While acknowledging a “general presumption” that precedents will be jettisoned only when a “special justification” exists for doing so, Alito reiterated his view that precedents aren’t “inexorable commands.” If they were, he explained, we would be stuck with constitutional abominations such as Plessy v. Ferguson (where the court first espoused the “separate but equal” doctrine).
“When an issue is one that could realistically come up, the people who would be making the arguments on both sides of the issue have a right to a judiciary of people with open minds.”
In one sentence, Alito deftly shifted the discussion from a political one probing his adherence to abortion rights to terrain where he controlled the moral high ground. The real issue he continued, is whether judges should carry out their duties with “open minds” and consider all the arguments in cases properly brought before the court—or be, well, intolerant and unwilling to consider alternative perspectives.
“If I am confirmed as a justice on the Supreme Court,” Alito explained, “it would be wrong for me to say to anybody who might be bringing any case before my court, … ‘I’m not even going to listen to your argument. I’m not going to discuss the issue with my colleagues. Go away. I’ve made up my mind.’” That, he concluded, “is the antithesis of what courts are supposed to do.”
And pressuring judicial nominees to be close-minded on important issues that could come before the high court, Alito might have added, is the antithesis of how senators are supposed to carry out their “advise and consent” responsibilities.
Decision: Alito, by a knockout.
One lesson we’ve learned from the Index of Economic Freedom, a comprehensive annual survey of 157 countries compiled by experts at the Heritage Foundation and the Wall Street Journal, is that nations prosper when they enforce private property and contractual rights, keep taxes low and the regulatory burden light, and allow goods and services to flow freely across national borders. Indeed, the higher a country scores on the Index, the higher its rate of economic growth.
But some insightful analysis by my Heritage colleague Anthony Kim has uncovered another interesting relationship. Kim juxtaposed the UN voting records of all the countries from 2000 to 2004 with their Index scores and found that countries ranked “free” or “mostly free” were much more likely to support the U.S. position than were countries ranked “mostly unfree” or “repressed.”
The 18 nations classified as “free”—including United Kingdom, Australia, Estonia, Chile and (surprise!) Sweden—aligned with the U.S. position almost half of the time. By contrast, economic misfits such as North Korea, Zimbabwe, Cuba, Iran and Libya opposed the U.S. position at least 80% of the time.

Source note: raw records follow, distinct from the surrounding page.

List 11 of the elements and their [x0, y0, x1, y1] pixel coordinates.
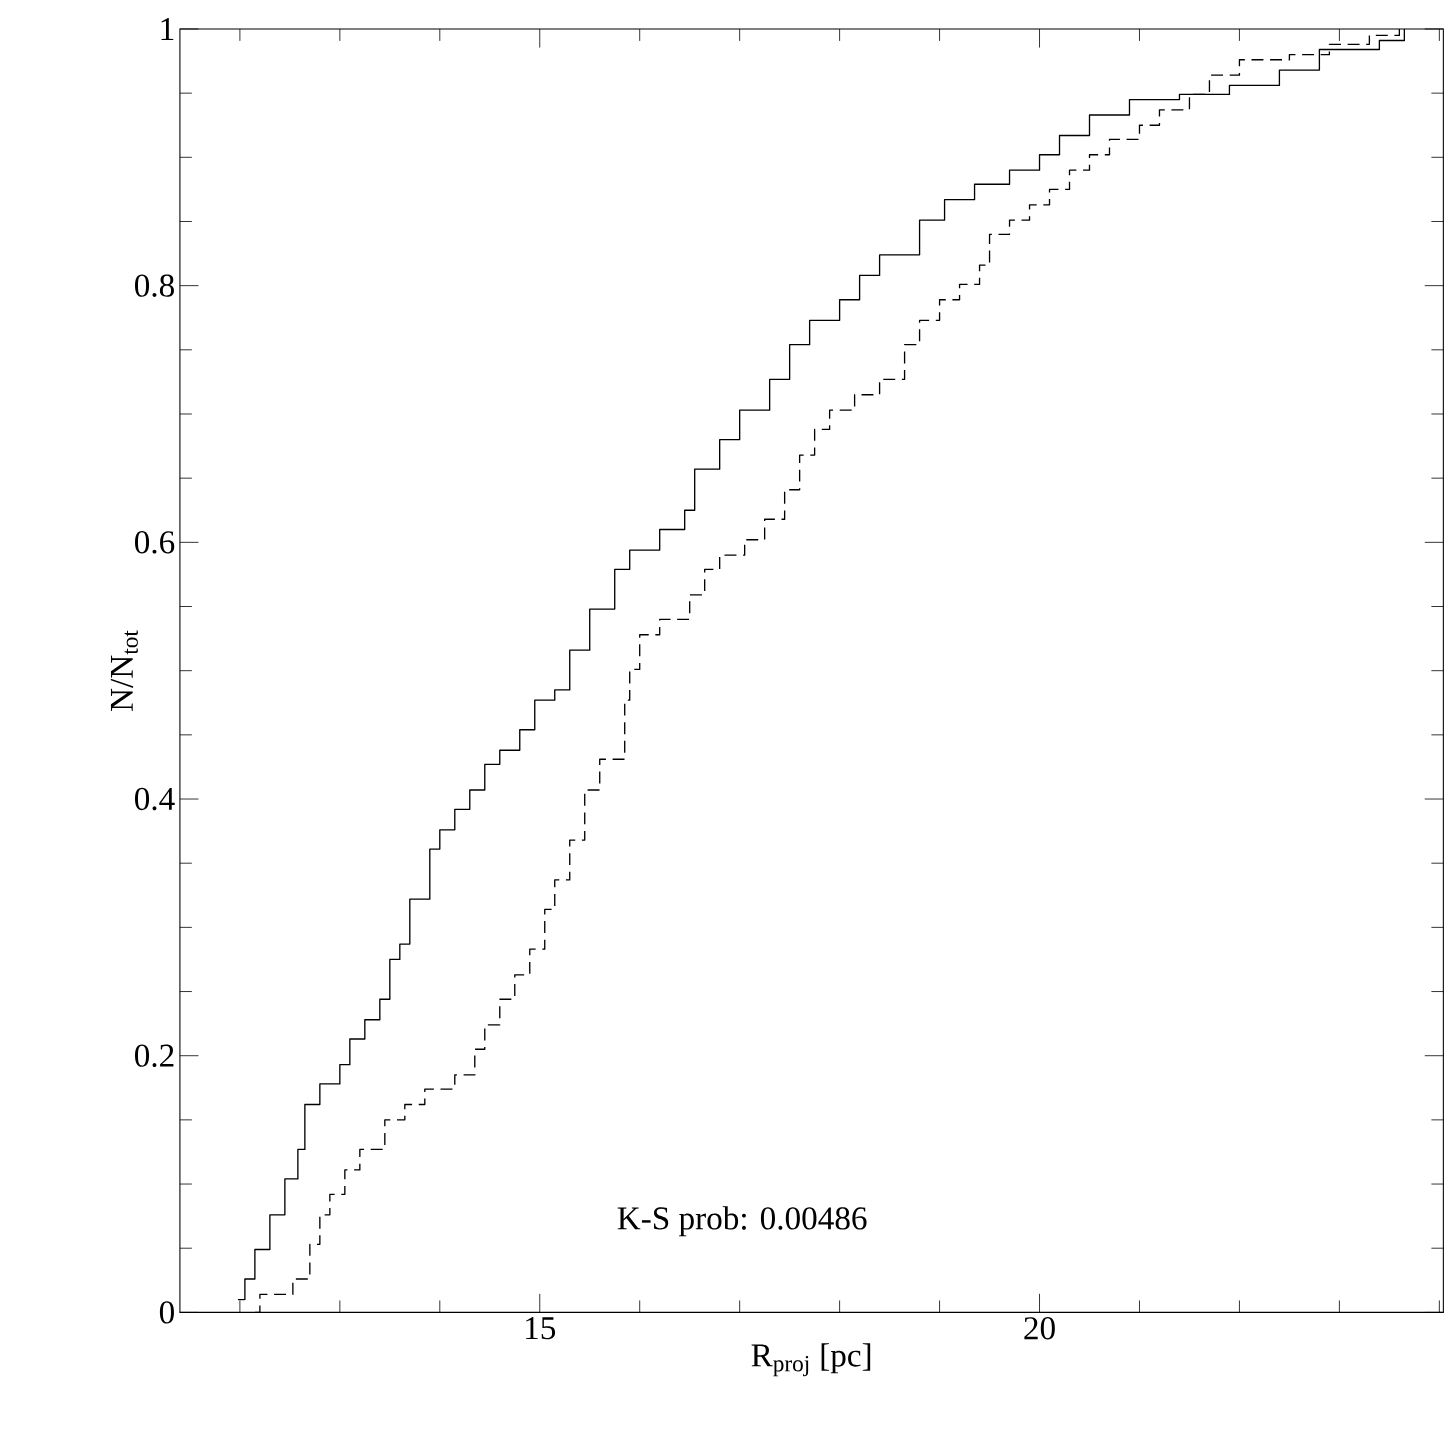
y-tick-label: 0.8: [135, 274, 174, 297]
x-tick-label: 15: [526, 1316, 556, 1340]
annotation: K-S prob: 0.00486: [617, 1206, 867, 1237]
y-tick-label: 0.6: [135, 530, 175, 554]
y-tick-label: 0.4: [135, 787, 175, 811]
x-tick-label: 20: [1024, 1316, 1055, 1340]
x-axis-title: R$_{proj}$ [pc]: [751, 1343, 871, 1377]
y-tick-label: 0.2: [135, 1044, 174, 1067]
y-tick-label: 1: [161, 17, 174, 40]
y-axis-title: N/N$_{tot}$: [110, 630, 138, 711]
y-tick-label: 0: [159, 1301, 174, 1324]
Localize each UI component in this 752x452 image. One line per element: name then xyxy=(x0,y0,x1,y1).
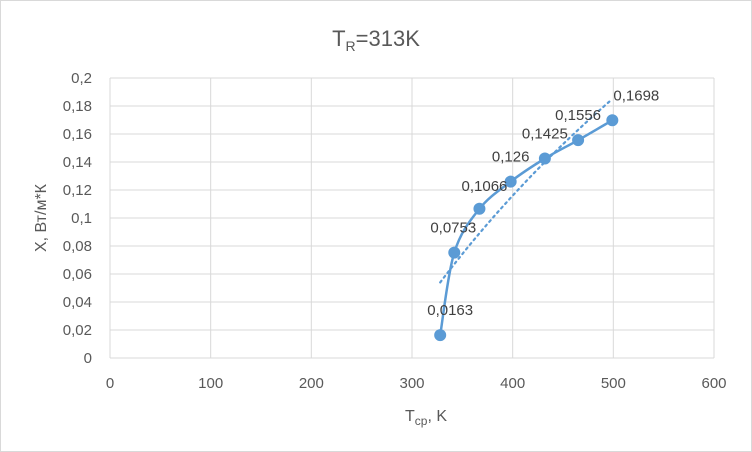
grid xyxy=(109,77,715,359)
chart-title: TR=313K xyxy=(332,26,420,54)
y-tick-label: 0 xyxy=(84,350,92,367)
x-tick-label: 300 xyxy=(399,375,424,392)
y-tick-label: 0,08 xyxy=(63,238,92,255)
data-label-layer: 0,0163 0,0753 0,1066 0,126 0,1425 0,1556 0,169… xyxy=(427,87,659,319)
series-layer xyxy=(434,114,619,342)
y-tick-label: 0,06 xyxy=(63,266,92,283)
data-label: 0,1425 xyxy=(522,126,568,143)
data-label: 0,0163 xyxy=(427,302,473,319)
x-tick-label: 500 xyxy=(601,375,626,392)
y-tick-label: 0,02 xyxy=(63,322,92,339)
data-point xyxy=(538,152,551,165)
data-label: 0,1556 xyxy=(555,107,601,124)
data-label: 0,1066 xyxy=(462,178,508,195)
x-tick-label: 200 xyxy=(299,375,324,392)
x-axis-title: Tср, K xyxy=(405,408,447,428)
y-tick-label: 0,2 xyxy=(71,70,92,87)
data-label: 0,1698 xyxy=(613,87,659,104)
y-tick-label: 0,1 xyxy=(71,210,92,227)
data-point xyxy=(606,114,619,127)
x-tick-label: 400 xyxy=(500,375,525,392)
y-tick-label: 0,14 xyxy=(63,154,92,171)
x-tick-label: 0 xyxy=(106,375,114,392)
data-point xyxy=(434,329,447,342)
y-tick-label: 0,04 xyxy=(63,294,92,311)
trendline xyxy=(439,97,614,284)
data-label: 0,126 xyxy=(492,149,530,166)
y-tick-label: 0,12 xyxy=(63,182,92,199)
y-tick-label: 0,18 xyxy=(63,98,92,115)
x-tick-label: 100 xyxy=(198,375,223,392)
y-tick-labels: 0 0,02 0,04 0,06 0,08 0,1 0,12 0,14 0,16 0,18 0,2 xyxy=(63,70,92,367)
data-point xyxy=(473,202,486,215)
data-point xyxy=(448,246,461,259)
data-point xyxy=(572,134,585,147)
x-tick-labels: 0 100 200 300 400 500 600 xyxy=(106,375,727,392)
data-label: 0,0753 xyxy=(430,220,476,237)
trendline-layer xyxy=(439,97,614,284)
x-tick-label: 600 xyxy=(701,375,726,392)
y-tick-label: 0,16 xyxy=(63,126,92,143)
data-point xyxy=(504,175,517,188)
y-axis-title: X, Вт/м*К xyxy=(33,183,50,252)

Kim’s analysis reinforces the wisdom of a quixotic effort by freshman Rep. Louie Gohmert (R.-Tex.). Gohmert offered an amendment to last year’s UN reform bill proposing a ban on all financial assistance to nations that oppose the U.S. position in the United Nations more than 50% of the time. He argued that we must “stop the flow of American tax dollars to countries that claim to be our allies” but then use that money “to spew anti-American venom.”
The chairman of the House International Relations Committee, Henry Hyde (R.-Ill.), reluctantly opposed Gohmert, arguing that some foreign assistance can be justified when it serves our national security interests. Fair enough. But Gohmert’s instinct is correct and certainly applies to the billions in non-military, economic development assistance we currently send to overt enemies of the United States.
The time is long overdue for Congress to demand something in return for our foreign aid.